Dia mengungkapkan, sampai saat ini IKM di Sulteng yang terdaftar pada googleform untuk kegiatan Gernas BBI baru sekitar 800. Jumlah ini masih jauh dibandingkan IKM yang terdata di Dinas Perindag Sulawesi Tengah pada 2021 sekitar 10.800.

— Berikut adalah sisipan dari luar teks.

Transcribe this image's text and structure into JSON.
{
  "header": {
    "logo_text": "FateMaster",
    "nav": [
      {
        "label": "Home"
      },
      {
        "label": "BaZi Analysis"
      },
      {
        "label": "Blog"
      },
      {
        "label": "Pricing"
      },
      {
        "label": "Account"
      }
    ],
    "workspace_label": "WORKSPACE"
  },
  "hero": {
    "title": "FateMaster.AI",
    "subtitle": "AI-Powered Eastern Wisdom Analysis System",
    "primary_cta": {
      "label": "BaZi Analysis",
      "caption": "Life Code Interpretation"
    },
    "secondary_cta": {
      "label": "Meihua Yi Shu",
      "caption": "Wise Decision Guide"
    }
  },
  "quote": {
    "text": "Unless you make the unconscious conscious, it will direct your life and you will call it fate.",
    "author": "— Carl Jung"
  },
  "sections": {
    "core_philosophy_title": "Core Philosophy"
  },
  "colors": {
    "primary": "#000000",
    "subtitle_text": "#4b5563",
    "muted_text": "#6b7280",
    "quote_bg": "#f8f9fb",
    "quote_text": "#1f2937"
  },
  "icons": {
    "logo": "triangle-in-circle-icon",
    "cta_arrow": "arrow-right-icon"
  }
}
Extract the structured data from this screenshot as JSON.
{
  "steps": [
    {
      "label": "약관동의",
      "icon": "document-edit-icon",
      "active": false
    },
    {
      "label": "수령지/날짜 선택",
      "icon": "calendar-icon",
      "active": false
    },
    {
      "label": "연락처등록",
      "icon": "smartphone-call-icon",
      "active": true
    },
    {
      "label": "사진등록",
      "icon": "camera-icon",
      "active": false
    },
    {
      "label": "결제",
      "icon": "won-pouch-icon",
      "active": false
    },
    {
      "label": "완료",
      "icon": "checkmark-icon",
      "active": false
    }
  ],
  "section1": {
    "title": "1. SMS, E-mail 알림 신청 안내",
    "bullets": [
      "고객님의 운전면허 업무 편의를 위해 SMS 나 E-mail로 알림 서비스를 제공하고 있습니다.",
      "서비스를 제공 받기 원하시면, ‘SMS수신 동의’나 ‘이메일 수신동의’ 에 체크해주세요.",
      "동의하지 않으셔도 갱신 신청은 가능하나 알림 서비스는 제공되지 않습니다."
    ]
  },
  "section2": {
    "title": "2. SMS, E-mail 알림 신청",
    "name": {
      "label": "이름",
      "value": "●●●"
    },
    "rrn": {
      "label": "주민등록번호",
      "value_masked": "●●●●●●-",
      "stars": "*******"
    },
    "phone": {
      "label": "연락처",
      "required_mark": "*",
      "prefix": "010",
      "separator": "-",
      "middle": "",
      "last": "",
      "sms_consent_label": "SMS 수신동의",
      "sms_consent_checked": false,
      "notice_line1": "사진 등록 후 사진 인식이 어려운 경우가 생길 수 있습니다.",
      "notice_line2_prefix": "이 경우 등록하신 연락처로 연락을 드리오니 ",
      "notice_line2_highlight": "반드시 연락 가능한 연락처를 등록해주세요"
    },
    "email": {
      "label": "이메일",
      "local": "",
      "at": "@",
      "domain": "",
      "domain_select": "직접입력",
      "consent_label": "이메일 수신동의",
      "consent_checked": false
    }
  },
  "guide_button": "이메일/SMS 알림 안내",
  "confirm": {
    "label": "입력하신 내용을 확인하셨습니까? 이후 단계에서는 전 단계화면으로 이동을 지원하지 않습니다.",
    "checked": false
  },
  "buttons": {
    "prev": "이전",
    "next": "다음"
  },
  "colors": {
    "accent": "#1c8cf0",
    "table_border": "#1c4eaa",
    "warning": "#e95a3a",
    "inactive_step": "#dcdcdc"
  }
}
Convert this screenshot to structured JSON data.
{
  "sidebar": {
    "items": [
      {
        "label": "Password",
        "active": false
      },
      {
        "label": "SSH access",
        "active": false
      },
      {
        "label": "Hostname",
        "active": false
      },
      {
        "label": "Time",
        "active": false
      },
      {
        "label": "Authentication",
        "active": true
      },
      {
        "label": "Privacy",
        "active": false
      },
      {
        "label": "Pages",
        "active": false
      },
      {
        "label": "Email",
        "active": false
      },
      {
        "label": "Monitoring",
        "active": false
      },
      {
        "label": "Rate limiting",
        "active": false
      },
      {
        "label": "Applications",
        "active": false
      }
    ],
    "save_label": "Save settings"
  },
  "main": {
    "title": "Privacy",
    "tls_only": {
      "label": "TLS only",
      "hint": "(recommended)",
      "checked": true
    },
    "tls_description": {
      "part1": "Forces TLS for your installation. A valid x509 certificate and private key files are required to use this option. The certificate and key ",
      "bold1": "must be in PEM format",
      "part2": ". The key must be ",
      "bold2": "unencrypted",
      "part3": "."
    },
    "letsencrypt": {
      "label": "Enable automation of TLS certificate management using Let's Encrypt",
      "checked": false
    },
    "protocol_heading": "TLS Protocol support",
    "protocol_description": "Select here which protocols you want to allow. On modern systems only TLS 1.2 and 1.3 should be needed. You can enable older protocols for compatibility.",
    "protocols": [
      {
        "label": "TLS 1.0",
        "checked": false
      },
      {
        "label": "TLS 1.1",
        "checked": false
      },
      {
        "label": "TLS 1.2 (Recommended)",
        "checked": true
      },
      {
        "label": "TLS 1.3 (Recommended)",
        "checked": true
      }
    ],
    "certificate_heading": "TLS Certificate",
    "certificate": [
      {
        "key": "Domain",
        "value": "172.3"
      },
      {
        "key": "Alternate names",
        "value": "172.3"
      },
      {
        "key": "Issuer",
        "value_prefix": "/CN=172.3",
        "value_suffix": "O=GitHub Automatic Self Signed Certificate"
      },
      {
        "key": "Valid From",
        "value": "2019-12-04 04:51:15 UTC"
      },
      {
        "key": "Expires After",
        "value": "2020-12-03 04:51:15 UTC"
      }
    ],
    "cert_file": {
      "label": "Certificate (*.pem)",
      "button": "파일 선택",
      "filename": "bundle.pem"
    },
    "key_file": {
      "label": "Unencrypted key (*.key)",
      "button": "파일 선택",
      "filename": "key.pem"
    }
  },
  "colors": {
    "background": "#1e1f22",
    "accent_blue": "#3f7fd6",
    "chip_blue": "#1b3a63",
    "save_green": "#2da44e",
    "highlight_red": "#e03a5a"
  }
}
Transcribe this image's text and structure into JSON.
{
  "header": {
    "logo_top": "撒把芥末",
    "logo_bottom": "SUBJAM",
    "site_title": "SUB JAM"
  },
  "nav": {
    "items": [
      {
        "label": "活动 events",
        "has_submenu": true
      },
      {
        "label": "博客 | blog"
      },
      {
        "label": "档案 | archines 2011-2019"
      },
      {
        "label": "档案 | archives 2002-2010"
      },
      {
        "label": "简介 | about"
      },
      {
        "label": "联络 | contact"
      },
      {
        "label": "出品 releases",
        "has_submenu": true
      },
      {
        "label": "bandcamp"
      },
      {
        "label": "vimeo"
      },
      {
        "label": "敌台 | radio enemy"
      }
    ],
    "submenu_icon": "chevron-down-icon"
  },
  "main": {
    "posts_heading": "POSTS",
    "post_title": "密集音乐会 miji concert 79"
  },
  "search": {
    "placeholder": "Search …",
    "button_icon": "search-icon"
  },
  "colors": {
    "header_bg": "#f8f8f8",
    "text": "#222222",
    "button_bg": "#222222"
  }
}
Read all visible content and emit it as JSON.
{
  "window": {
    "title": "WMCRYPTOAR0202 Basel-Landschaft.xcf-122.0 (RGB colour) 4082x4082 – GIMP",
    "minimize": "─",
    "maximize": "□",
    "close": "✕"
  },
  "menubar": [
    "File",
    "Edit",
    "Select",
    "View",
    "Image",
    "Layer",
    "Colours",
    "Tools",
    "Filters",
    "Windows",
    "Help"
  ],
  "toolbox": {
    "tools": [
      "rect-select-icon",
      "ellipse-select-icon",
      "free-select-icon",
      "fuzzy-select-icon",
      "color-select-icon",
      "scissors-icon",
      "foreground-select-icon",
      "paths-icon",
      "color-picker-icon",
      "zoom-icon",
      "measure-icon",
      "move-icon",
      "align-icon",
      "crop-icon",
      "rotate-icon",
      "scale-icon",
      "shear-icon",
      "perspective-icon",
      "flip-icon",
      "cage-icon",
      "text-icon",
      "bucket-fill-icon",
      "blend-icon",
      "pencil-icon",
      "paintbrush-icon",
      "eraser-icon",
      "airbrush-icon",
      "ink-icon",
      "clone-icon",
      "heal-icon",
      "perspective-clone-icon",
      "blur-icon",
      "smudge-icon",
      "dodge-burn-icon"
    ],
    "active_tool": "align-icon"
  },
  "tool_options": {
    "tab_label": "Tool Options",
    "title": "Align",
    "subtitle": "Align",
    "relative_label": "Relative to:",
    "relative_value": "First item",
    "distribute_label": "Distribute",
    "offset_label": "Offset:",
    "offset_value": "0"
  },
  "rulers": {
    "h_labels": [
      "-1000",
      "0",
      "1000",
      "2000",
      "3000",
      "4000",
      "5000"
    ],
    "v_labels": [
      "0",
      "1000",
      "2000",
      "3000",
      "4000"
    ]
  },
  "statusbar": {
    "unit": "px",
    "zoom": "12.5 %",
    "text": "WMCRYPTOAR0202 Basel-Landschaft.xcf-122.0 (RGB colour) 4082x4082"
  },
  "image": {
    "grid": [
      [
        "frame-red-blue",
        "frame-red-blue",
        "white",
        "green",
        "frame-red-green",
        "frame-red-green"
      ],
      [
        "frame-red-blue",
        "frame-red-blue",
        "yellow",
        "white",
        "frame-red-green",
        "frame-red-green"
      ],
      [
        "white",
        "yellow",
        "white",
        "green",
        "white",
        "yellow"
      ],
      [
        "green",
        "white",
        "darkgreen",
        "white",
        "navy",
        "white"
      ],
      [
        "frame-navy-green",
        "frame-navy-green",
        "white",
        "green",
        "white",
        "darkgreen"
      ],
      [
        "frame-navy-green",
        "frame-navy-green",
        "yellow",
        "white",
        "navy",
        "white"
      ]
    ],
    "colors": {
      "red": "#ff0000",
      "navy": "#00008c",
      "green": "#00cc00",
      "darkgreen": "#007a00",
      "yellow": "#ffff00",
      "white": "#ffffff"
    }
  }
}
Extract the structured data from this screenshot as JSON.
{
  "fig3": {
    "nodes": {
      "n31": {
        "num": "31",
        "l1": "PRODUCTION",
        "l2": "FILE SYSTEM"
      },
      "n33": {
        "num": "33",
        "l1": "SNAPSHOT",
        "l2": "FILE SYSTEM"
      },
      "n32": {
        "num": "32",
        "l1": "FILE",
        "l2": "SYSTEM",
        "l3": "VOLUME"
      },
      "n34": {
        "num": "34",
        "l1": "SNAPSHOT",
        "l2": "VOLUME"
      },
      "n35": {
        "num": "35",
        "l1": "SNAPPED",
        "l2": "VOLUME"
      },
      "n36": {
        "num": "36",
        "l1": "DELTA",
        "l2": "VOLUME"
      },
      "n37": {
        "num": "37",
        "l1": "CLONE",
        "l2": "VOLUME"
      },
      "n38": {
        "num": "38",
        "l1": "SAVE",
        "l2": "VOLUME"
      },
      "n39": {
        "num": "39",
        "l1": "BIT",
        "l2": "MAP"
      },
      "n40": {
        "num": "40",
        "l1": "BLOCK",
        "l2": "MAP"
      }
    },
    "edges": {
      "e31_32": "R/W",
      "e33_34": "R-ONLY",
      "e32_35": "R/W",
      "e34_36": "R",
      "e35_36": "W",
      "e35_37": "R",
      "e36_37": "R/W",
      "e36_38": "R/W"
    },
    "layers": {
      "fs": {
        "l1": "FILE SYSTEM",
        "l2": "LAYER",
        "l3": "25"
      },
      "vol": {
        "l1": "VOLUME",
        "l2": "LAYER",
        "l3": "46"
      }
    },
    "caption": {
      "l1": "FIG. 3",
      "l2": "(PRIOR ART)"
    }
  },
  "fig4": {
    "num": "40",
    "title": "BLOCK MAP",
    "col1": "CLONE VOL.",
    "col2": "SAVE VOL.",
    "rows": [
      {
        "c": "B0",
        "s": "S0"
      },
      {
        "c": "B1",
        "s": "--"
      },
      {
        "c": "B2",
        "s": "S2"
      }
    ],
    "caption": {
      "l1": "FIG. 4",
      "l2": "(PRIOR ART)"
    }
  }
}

“Target kita itu 25-30%, kalau melihat hasil data saat ini baru mencapai target tersebut” tambah Richard.
Karena itu, Richard mengharapkan kepada seluruh OPD dan stakeholder terkait untuk mengajak seluruh mitra agar mendaftarkan IKM miliknya.
Sementara itu, beberapa persiapan yang telah dilakukan menjelang kegiatan Gernas BBI dan BBWI 2023 Provinsi Sulawesi Tengah di antaranya, melakukan rapat koordinasi tim daerah yang ada di Provinsi Sulteng yakni OPD terkait, stakeholder, tim lintas BUMN dan BUMD.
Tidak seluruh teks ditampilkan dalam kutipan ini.